为什么我们需要计算是否重叠呢？在《基于图像识别的Android控件遍历》中我采用的方法是控件区域截图后与之前的截图进行对比，如果相似则说明是同一个控件。这种方法存在一个缺陷，在开头时已提到。有了重叠判断方法，我们可以对之前的逻辑进行改进。

for item in freeze().offspring():
   attrs = self.getUseableAttrs(item)
       if(attrs):
          width = item.attr('size')[0] * screen_width
          height = item.attr('size')[1] * screen_height
          anchorX = item.attr('anchorPoint')[0] * width
          anchorY = item.attr('anchorPoint')[1] * height
          x0 = (item.attr('pos')[0] * screen_width) - anchorX
          y0 = (item.attr('pos')[1] * screen_height) - anchorY
          if(x0 < 0 or y0 < 0 or (y0 + height) < last_py):
             continue
          if(last_width > 0 and uic.isOverlap(last_px, last_py, last_width, last_height, x0, y0, width, height)):
              continue
           last_px = x0
           last_py = y0
           last_width = width
           last_height = height
           path = self.__saveCropScreen(screen, x0, y0, width, height, page, index)

这样截图的区域一定是不重复且未遍历到的控件。

width = item.attr('size')[0] * screen_width
height = item.attr('size')[1] * screen_height
anchorX = item.attr('anchorPoint')[0] * width
anchorY = item.attr('anchorPoint')[1] * height
x0 = (item.attr('pos')[0] * screen_width) - anchorX
y0 = (item.attr('pos')[1] * screen_height) - anchorY

这段代码是将控件的相对坐标转换为绝对坐标。Airtest通过属性获取到均是相对坐标，而截图需要的是屏幕绝对坐标，因此需要转换。

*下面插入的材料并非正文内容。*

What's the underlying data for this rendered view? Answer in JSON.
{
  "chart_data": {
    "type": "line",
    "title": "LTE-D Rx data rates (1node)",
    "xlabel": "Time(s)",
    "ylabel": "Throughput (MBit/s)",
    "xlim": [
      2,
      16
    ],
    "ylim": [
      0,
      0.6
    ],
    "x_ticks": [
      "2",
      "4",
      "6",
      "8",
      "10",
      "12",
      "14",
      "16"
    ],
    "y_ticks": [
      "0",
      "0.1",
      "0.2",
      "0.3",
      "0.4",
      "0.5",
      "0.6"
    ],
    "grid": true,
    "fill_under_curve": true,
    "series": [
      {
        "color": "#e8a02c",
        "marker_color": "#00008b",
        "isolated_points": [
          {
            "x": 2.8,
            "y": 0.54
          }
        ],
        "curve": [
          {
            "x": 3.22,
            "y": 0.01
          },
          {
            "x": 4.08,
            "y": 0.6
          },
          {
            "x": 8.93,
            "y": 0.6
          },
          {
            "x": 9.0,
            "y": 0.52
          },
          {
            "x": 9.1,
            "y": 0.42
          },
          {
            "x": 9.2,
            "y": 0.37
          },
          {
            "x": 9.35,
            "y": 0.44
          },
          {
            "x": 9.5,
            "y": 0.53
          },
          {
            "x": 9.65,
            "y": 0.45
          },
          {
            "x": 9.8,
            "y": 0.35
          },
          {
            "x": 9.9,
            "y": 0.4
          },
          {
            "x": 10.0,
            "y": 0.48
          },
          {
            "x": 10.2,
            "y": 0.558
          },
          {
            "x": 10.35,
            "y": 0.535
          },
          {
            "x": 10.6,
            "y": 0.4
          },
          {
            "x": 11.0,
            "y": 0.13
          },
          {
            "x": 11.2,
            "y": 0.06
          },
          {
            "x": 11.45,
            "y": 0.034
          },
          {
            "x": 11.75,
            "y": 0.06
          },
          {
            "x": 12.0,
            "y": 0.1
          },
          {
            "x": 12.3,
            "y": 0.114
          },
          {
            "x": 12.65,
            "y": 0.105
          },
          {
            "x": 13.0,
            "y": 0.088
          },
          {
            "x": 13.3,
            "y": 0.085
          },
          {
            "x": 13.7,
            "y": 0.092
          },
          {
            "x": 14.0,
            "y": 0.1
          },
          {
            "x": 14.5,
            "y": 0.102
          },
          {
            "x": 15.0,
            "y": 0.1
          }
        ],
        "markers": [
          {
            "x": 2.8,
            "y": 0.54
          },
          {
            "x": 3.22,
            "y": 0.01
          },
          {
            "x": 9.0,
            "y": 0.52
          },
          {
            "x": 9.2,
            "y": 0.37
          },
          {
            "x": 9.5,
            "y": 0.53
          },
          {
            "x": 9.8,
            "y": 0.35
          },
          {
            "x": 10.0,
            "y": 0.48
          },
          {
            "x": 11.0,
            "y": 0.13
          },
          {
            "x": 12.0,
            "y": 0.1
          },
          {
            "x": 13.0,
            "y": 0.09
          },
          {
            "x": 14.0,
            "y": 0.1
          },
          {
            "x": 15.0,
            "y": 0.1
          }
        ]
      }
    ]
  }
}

if(x0 < 0 or y0 < 0 or (y0 + height) < last_py):
   continue
if(last_width > 0 and uic.isOverlap(last_px, last_py, last_width, last_height, x0, y0, width, height)):
   continue

有了统一的绝对坐标，就可以做坐标对比了，如果坐标在屏幕外或控件上方则认为是已遍历过控件。同样如果是重叠的，则认为是同一个控件。然后我们就可以做区域控件截图了。

def __saveCropScreen(self, screen, x, y, width, height, page, index):
    cropscreen = aircv.crop_image(screen, [x,y,x+width,y+height])
    path = self.datapath
    for dir in page.split('-'):
        path = os.path.join(path, dir)
    if(not os.path.exists(path)):
        os.makedirs(path)
    path = os.path.join(path, '{}.jpg'.format(index))
    aircv.imwrite(path, cropscreen, ST.SNAPSHOT_QUALITY, ST.IMAGE_MAXSIZE)
    return path

当把当前屏幕的控件遍历完之后，就需要上下或左右滑动一下以判断是否还存在新的控件。但是滑动幅度过大，可能把未遍历到的控件滑过，滑动幅度过小，又可能无法显示足够多的区域来显示下一个控件。因此我们每次滑动仅从最后一个控件开始滑动最后一个控件高度。但实际上这个距离是一个经验值，可能需要根据不同的应用做不一样的调整。

self.poco.swipe([last_px/screen_width, last_py/screen_height], direction=[0, -last_height/screen_height])

滑动之后需要用已发现最后一个控件的截图去新的屏幕上寻找其定位点，并以此更新last_px, last_py，以及一系列与最后一个控件相关的属性值。并像之前做过的那样，去判断新的控件相对于last控件的坐标关系。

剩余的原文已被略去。